On June 7, 2011, the National Council of Justice (CNJ) unanimously recognized that Judge Fausto de Sanctis, at the time the head judge of the 6th Criminal Court of São Paulo, intentionally disobeyed the orders of the Federal Supreme Court (STF), when he ordered the detention of Dantas in Operation Satyagraha. The judges of the CNJ followed the vote of reporting Judge Morgana Richa, who determined that De Sanctis's conduct is incompatible with that of a judge, and that he would only escape proper punishment through the lack of a legal provision.

Also on June 7, 2011, the Higher Court of Justice (STJ) accepted the opinion of the Federal Public Prosecutor's Office and voided the criminal action originating from Operation Satyagraha, for its irregularities. According to the President of the 5th Bench of the Higher Court of Justice, Jorge Mussi, "the involvement of ABIN (Brazilian Intelligence Agency) was demonstrated in a document in which the Federal Police ordered the internal investigation of irregularities in the operation". The scheme of informal investigation set up in Satyagraha represents, for Mussi, "a model of investigation more suited to the secret police, beyond the most basic rules of the Democratic State of Law".

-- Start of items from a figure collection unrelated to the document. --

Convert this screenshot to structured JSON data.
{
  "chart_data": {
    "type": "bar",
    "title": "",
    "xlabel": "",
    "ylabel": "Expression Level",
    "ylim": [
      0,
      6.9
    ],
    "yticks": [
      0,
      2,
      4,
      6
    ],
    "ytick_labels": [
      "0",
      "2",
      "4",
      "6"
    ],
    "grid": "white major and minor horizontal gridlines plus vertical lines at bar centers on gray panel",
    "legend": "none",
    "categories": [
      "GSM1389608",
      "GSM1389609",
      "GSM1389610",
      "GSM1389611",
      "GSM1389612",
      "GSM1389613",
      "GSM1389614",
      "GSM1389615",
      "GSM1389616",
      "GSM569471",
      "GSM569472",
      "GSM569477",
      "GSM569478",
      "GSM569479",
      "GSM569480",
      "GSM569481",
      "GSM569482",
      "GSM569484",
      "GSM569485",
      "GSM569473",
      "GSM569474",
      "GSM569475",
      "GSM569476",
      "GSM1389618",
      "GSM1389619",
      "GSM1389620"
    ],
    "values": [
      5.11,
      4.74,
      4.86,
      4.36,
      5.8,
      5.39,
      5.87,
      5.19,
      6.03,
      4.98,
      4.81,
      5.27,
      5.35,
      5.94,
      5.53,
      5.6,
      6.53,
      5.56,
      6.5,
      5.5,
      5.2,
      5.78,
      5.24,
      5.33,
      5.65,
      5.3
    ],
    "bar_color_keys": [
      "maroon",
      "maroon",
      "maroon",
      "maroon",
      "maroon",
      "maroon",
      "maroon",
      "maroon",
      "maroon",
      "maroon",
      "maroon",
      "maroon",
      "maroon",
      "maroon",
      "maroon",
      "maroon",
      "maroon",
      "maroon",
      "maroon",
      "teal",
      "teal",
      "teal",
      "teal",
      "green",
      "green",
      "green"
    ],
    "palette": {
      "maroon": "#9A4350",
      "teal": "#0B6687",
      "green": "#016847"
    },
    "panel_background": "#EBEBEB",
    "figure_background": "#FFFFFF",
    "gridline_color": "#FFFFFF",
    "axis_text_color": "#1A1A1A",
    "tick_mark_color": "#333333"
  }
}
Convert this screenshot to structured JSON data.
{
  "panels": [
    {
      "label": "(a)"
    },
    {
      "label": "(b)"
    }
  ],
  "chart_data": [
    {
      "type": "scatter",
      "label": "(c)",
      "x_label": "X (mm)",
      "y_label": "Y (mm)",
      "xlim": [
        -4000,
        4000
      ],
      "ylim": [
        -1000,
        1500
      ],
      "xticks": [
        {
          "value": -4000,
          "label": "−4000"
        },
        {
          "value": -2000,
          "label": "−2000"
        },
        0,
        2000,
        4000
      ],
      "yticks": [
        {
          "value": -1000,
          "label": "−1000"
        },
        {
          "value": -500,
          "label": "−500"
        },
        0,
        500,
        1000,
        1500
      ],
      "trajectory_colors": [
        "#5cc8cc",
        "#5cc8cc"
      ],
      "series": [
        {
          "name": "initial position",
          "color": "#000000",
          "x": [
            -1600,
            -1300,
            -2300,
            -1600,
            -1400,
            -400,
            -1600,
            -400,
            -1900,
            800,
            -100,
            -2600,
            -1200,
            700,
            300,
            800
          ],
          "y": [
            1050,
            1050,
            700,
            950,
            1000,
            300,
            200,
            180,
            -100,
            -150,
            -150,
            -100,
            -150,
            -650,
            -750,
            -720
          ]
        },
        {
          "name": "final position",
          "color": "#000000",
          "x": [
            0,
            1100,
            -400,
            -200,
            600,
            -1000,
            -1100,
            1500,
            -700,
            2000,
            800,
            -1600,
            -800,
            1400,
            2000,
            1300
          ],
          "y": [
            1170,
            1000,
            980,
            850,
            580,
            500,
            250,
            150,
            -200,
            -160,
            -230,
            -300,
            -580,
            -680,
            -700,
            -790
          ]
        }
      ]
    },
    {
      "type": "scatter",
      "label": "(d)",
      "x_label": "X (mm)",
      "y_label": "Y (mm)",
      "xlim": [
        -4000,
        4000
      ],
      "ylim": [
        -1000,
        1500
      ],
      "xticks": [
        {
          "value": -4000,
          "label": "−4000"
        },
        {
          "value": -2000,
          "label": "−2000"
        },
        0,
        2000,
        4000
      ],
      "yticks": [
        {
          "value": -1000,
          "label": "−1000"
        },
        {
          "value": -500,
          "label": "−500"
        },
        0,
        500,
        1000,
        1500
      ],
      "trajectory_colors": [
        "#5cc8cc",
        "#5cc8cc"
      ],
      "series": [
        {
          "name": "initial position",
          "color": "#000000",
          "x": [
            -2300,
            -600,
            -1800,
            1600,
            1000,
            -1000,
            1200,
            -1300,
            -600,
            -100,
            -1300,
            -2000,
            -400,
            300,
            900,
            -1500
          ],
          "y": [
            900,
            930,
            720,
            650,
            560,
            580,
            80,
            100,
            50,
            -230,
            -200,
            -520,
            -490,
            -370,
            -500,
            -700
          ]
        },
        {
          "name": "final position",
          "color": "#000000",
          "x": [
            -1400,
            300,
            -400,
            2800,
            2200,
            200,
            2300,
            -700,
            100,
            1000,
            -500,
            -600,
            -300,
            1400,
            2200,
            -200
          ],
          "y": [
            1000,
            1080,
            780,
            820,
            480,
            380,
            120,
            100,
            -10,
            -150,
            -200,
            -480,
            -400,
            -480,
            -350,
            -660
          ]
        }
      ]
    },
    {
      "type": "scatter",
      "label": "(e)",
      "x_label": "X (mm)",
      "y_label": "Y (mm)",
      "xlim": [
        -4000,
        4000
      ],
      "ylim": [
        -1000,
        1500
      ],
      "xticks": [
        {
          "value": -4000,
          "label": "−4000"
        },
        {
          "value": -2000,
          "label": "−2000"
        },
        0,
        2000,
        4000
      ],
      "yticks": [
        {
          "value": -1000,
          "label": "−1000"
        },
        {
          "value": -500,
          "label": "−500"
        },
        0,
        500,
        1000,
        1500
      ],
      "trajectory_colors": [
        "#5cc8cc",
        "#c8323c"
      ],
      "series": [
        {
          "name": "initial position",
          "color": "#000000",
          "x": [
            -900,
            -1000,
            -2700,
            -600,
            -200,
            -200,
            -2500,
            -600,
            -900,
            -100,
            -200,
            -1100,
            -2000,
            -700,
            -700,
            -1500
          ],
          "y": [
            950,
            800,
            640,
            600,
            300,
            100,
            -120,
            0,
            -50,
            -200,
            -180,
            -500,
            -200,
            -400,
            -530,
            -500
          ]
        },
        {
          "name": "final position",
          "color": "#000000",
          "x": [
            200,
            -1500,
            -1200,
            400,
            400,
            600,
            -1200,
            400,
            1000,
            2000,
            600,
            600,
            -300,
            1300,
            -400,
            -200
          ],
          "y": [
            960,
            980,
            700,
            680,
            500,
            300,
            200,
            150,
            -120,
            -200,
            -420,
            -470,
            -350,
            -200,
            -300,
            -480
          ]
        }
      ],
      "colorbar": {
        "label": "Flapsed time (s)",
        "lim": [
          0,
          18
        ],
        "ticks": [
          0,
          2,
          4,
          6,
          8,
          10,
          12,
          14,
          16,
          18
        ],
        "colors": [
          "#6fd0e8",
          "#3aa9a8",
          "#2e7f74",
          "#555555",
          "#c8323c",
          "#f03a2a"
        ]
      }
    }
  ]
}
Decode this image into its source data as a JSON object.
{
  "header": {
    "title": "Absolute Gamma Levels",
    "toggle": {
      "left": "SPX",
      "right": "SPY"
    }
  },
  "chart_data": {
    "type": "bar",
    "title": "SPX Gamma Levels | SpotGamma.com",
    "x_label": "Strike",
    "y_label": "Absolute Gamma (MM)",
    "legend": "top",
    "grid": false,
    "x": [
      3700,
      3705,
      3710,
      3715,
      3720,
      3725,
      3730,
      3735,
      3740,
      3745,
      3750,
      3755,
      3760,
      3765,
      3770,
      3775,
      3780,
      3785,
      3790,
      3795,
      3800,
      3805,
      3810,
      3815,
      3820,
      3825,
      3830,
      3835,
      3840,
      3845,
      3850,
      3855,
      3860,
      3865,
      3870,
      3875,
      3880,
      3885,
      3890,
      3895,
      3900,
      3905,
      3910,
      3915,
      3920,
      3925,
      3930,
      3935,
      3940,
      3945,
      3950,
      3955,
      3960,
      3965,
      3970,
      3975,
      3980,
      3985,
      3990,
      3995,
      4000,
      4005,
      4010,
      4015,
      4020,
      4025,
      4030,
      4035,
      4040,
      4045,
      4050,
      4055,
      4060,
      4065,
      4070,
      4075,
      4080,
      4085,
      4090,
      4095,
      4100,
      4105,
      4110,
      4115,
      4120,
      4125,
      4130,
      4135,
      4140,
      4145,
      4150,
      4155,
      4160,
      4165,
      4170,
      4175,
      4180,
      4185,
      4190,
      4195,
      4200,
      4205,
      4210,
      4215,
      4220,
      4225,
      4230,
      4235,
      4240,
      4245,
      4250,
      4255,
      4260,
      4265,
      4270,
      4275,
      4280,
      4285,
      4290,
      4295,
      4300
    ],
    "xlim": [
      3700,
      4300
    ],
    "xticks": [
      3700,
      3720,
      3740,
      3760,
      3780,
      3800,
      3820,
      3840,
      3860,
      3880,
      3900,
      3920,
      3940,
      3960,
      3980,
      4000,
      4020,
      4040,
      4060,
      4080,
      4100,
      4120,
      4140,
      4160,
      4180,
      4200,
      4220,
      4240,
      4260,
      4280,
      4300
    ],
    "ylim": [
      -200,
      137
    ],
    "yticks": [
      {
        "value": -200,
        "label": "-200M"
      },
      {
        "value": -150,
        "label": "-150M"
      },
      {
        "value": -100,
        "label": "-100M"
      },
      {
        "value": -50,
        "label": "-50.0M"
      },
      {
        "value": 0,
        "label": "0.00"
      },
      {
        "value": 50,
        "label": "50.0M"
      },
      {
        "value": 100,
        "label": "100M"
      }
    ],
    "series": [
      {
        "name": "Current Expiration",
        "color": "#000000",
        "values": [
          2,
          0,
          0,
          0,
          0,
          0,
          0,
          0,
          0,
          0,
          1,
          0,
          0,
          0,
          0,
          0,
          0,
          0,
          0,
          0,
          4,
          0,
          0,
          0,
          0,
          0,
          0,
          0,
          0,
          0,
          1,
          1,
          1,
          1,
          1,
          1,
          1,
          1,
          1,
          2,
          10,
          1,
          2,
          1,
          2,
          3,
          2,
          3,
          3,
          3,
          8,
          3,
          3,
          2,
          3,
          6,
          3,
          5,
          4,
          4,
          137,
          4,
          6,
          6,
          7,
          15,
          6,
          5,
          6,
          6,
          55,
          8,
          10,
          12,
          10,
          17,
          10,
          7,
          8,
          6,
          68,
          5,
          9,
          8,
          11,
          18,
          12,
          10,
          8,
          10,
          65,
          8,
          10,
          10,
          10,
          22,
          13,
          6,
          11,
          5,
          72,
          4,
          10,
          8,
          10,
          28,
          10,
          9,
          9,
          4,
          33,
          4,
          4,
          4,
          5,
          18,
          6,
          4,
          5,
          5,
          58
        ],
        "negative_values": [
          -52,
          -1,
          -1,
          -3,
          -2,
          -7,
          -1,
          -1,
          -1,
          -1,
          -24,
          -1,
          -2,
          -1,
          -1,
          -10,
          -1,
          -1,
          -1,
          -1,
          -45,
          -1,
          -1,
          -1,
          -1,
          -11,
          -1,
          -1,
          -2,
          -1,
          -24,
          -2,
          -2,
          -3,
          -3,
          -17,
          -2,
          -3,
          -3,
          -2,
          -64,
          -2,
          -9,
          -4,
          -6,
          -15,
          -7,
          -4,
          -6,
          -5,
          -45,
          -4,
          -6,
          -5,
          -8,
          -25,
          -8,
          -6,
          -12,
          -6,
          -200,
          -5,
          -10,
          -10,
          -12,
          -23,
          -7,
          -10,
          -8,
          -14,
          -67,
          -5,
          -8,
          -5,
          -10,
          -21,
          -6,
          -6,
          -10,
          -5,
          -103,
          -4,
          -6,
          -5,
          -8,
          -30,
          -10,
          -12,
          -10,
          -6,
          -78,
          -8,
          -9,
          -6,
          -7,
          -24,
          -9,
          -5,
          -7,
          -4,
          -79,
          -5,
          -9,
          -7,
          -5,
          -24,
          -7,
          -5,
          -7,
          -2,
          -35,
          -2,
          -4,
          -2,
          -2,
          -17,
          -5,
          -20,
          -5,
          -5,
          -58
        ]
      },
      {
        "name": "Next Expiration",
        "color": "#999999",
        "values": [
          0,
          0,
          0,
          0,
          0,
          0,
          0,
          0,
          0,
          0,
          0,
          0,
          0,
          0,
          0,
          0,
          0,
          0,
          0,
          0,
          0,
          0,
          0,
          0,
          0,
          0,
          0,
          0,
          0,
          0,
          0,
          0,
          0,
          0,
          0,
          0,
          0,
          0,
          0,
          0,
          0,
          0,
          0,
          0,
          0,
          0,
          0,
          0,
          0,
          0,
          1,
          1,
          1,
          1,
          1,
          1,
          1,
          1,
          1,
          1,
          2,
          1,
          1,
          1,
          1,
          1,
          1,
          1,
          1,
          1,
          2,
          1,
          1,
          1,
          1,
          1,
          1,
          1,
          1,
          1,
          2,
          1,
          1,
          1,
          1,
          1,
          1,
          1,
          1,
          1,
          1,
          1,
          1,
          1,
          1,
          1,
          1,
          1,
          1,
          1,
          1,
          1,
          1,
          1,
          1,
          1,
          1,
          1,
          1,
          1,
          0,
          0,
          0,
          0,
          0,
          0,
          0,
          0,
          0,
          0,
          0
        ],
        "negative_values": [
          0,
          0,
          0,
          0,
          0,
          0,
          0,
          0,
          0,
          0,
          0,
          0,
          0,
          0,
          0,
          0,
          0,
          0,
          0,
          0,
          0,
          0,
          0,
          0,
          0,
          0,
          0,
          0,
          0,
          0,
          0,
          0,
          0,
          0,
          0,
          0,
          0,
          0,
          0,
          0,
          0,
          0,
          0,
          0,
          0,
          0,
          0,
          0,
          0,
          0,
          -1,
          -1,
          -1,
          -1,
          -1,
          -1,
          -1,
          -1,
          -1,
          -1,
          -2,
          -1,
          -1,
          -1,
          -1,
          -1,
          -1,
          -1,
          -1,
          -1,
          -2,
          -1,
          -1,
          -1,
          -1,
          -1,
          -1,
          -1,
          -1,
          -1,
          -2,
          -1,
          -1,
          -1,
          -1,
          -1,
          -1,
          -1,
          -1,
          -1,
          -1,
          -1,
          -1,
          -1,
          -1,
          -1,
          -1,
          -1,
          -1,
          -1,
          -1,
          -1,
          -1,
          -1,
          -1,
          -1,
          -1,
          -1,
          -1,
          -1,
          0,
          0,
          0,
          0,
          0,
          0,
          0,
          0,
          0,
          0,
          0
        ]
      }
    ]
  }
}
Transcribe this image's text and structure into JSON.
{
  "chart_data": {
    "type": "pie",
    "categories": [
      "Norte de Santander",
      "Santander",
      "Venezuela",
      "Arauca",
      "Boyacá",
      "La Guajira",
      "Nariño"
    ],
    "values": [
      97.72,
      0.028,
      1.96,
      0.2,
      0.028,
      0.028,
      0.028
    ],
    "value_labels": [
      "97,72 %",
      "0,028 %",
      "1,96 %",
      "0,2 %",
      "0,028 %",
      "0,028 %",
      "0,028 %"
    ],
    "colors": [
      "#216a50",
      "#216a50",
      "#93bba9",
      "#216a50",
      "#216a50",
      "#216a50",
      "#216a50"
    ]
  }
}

In 2016, he was found, on this technicality, to be innocent from all charges related to Operation Satyagraha and frozen bank accounts were released.

===Acquittal===
Dantas was arrested twice by Protógenes Queiroz, a police officer who investigated Dantas's involvement in Operation Satyagraha, in early July 2008, but each time was released almost immediately. President of the Supreme Court Gilmar Mendes gave Dantas two habeas corpus rulings in less than two days.

On December 2, 2008, Dantas was convicted of an attempt to bribe police officers related to an investigation into money laundering. He appealed the conviction. Dantas was finally sentenced to ten years' imprisonment in December 2008 for attempting to bribe a police officer.

On October 21, 2014, Protógenes Queiroz, a former police officer who commanded Satiagraha, was sentenced by the Supreme Federal Court (STF) and expelled from the Federal Police. Today, he is on the run in Switzerland and is being investigated for prevarication, corruption and crimes against the national financial system.

On June 24, 2015, the STF ratified the decision of the Superior Court of Justice that annulled Satiagraha.

On February 22, 2016, in the Criminal Appeal, the 5th Panel of the Federal Regional Court of the 3rd Division (TRF 3) ordered the filing of the criminal action related to the financial crimes charges in Operation Satiagraha. On the same date, the 5th Class of TRF 3 also acquitted Dantas of the crimes of corruption imputed under Operation Satiagraha.